Hearing and seeing JGrrey perform today, you’ll notice her confident attitude and tantalising aura she exudes alongside her equally inspiring lyrics, however, the performer wasn’t always her biggest believer. In fact, she admits: “Being someone that wasn’t outwardly confident in singing and wasn’t outwardly believing in myself – I’ve always known I could sing and I always knew it’d be great to sing, but I didn’t square around the place like ‘I’m going to be a singer’”. Despite keeping her love for music inherent the person who recognised and always believed in her talent is her mother Sandra. “She would say things to me like ‘I’m going to hear you on the radio one day’, and I’d always think to myself ‘where have you got this idea from?’”, she remembers.
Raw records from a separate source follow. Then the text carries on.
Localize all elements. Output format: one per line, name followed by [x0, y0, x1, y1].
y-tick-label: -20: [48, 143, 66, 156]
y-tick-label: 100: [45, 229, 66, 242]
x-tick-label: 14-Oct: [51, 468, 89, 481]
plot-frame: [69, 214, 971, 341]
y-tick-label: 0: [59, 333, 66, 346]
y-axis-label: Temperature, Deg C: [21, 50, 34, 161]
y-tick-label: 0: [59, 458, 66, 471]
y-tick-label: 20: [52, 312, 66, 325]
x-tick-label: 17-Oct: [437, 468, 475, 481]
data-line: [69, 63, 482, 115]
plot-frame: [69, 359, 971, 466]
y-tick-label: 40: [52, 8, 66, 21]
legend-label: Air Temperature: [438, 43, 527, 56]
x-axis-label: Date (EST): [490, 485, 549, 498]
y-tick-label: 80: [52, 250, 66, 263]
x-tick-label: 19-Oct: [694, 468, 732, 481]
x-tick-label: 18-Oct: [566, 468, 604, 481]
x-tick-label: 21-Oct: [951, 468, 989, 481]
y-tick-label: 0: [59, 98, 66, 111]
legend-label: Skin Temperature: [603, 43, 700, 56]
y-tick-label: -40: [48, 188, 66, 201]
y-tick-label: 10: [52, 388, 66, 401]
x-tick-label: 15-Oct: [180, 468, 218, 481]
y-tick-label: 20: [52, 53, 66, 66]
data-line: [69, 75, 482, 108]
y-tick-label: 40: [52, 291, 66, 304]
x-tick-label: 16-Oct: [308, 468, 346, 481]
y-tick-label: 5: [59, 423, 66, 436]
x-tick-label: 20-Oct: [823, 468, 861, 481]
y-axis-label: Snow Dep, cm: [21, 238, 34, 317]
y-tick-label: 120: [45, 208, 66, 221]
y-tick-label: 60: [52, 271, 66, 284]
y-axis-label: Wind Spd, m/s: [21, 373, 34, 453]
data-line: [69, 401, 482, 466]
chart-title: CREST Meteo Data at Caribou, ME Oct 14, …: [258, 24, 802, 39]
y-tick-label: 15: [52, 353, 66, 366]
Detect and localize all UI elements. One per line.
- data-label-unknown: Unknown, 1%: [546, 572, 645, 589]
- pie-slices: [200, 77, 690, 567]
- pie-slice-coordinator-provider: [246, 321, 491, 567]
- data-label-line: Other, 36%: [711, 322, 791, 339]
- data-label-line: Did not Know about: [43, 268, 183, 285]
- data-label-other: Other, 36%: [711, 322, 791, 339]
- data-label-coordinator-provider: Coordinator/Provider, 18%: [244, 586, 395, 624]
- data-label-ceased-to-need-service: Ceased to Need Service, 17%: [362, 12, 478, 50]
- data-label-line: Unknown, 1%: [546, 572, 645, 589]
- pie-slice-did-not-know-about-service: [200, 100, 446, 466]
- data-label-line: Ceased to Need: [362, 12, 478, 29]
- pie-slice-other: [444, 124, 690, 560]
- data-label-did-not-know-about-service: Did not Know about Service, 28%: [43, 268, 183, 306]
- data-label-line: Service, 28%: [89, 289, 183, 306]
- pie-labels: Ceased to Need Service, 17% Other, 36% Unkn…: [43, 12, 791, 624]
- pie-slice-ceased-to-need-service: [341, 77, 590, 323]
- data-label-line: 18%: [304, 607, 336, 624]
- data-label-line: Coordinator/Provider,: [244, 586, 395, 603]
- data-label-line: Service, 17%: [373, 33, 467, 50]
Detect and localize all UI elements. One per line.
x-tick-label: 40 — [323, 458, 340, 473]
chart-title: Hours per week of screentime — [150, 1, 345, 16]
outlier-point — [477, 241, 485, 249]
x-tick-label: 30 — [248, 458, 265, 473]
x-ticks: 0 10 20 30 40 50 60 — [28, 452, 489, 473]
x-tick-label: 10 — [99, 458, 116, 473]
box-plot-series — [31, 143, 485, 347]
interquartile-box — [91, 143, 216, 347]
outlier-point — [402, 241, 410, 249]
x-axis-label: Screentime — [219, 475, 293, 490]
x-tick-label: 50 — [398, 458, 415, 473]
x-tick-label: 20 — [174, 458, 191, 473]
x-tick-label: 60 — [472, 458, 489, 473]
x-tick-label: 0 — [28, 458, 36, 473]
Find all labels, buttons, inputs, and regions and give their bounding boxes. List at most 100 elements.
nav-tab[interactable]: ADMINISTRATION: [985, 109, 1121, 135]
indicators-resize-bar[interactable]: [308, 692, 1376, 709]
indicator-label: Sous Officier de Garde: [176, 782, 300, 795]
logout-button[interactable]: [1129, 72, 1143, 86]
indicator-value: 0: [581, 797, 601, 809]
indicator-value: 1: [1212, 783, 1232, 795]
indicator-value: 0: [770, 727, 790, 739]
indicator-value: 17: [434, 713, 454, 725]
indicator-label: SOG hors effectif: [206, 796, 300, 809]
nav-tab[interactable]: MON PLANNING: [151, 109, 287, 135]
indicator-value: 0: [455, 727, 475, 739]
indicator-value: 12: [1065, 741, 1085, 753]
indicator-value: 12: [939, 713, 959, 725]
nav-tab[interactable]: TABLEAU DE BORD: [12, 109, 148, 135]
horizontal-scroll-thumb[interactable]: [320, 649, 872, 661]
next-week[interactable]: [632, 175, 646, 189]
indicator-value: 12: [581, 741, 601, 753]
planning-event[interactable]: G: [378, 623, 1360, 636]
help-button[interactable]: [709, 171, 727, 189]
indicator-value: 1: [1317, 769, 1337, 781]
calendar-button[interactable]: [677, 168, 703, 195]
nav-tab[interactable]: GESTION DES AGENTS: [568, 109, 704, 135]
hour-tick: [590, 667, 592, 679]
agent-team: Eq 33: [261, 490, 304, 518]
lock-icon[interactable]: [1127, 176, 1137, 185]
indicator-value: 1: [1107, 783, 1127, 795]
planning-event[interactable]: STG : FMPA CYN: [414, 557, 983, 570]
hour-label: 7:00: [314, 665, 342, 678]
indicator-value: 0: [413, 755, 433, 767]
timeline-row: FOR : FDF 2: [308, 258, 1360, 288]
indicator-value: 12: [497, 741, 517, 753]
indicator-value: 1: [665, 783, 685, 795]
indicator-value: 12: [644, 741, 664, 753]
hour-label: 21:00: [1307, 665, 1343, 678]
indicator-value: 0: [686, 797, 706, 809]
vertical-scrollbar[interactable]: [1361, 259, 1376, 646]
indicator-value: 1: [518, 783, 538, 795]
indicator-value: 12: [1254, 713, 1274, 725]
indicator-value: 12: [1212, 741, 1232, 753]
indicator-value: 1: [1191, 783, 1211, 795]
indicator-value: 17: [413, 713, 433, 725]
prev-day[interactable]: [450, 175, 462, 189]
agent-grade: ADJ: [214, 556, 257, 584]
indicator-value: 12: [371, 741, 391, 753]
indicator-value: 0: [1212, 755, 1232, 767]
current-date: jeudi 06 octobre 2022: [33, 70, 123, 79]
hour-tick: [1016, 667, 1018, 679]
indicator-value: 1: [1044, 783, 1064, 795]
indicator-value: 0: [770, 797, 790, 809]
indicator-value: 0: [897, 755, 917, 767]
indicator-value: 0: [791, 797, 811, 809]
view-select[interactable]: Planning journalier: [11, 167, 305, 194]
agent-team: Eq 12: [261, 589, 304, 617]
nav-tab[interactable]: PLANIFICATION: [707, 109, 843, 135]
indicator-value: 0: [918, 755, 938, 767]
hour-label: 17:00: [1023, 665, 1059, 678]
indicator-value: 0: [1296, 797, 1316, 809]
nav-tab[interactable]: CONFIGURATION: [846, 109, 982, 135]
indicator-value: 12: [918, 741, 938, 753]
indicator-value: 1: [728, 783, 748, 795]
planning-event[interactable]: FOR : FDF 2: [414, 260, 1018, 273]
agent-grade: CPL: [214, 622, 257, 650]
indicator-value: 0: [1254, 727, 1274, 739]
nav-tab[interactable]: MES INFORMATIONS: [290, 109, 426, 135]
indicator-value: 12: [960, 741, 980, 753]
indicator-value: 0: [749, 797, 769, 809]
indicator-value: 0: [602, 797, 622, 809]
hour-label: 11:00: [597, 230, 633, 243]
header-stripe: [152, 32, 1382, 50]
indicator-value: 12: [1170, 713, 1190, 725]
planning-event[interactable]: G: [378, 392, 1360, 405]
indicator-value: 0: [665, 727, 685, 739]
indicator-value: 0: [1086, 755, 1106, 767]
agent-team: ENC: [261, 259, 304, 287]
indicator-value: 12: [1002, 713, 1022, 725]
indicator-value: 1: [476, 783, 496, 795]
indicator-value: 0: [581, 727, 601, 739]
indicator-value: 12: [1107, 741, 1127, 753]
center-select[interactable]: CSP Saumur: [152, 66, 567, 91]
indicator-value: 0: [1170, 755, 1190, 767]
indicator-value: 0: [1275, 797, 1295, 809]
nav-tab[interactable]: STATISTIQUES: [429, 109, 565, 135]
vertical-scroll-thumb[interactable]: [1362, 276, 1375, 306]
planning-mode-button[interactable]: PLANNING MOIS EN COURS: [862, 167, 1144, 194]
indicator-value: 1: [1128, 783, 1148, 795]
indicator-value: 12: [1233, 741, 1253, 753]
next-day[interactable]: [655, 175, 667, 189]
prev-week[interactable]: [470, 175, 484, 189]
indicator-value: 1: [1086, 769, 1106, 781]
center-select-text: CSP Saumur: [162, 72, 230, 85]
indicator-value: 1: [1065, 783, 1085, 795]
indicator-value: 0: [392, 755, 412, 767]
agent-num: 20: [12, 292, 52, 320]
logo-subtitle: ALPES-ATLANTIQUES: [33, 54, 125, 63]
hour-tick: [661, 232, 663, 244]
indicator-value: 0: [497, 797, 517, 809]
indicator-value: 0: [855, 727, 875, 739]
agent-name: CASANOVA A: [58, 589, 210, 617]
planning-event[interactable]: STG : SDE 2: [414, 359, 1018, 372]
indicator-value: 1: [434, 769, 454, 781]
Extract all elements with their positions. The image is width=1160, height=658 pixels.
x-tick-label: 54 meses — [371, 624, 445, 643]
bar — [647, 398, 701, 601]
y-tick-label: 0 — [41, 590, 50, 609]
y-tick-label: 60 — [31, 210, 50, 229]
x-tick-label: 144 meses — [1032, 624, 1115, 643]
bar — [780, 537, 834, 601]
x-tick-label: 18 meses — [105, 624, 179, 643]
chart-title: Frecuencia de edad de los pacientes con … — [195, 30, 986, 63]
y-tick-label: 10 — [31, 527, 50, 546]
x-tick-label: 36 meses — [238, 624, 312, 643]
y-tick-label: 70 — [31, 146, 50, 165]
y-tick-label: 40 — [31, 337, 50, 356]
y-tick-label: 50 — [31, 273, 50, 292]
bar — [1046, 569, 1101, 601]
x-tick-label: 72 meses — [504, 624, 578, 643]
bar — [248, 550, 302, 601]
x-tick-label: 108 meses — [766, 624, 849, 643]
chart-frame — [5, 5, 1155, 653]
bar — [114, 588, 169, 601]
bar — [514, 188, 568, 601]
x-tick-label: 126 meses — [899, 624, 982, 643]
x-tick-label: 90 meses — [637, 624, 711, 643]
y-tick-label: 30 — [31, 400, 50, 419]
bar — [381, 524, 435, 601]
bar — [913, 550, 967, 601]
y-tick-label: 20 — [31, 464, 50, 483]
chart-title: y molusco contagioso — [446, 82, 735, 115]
While the songwriter has always been beautifully candid and emotional in her lyrics in songs such as ‘Ready 2 Die’ and ‘Happiness Seems a Hell of a Guy’, she struggled to believe that anyone else could resonate with her words because of their personal and cryptic nature.
When in fact, that’s what makes her music so real and genuine – the painful relatability of being young, in love, getting to know yourself and finding your path. The feeling of togetherness is what JGrrey wants to convey with her music. “If you’re understanding what I’m writing about, you can’t be alone in your situation, possibly, could you? Because we’ve never met and I’ve addressed an emotion you’re feeling,” she says.
Reflecting on her past musical endeavours, the singer sees her upcoming work as an accumulation of everything she’s ever made. And truly, you can’t classify JGrrey as one genre as her sound is multi-faceted and touches on Neo-Soul, Rock and Contemporary RnB. “I think that’s just because I’m a fan of music. I will listen to a new artist and be like ‘how the fuck did they do that? Let’s see if I can do that’ and if I can then shit, that’s a good day,” she laughs. While always being inspired by her musical heroes such as Erykah Badu, Lauryn Hill and Sade, “there’s a lot of new artists that are definitely in their bag with nostalgia” such as her current obsessions with soul singer Veda Black and Korean indie-rock band HYUKOH.
I think this whole music thing for me personally, is a journey and I’d like to solidify who the fuck JGrrey is in music and be respected in music.
Throughout her fresh but thriving career, JGrrey has proven that she’s not just a talented singer and songwriter but a capable and resilient artist with a clear message about believing in yourself and your dreams. It’s apparent that 2021 will see her prosper even more. “I think this whole music thing for me personally, is a journey and I’d like to solidify who the fuck JGrrey is in music and be respected in music”, she says.
It takes no effort to see that JGrrey is an artist with ambition and a clear vision of what she wants her branding, visuals and aesthetic to look and feel like in the future. Even still, the singer is aware of how her experience doesn’t have to be perfect or pertaining to anyone else’s ideals and realises how “life is one big journey, so for me to put that much pressure on myself to be like ‘by the end of the year Jen, you’re going to have your shit together’, like, no, every day is a journey even when you have your shit together you’re looking for more potential shit to get together.”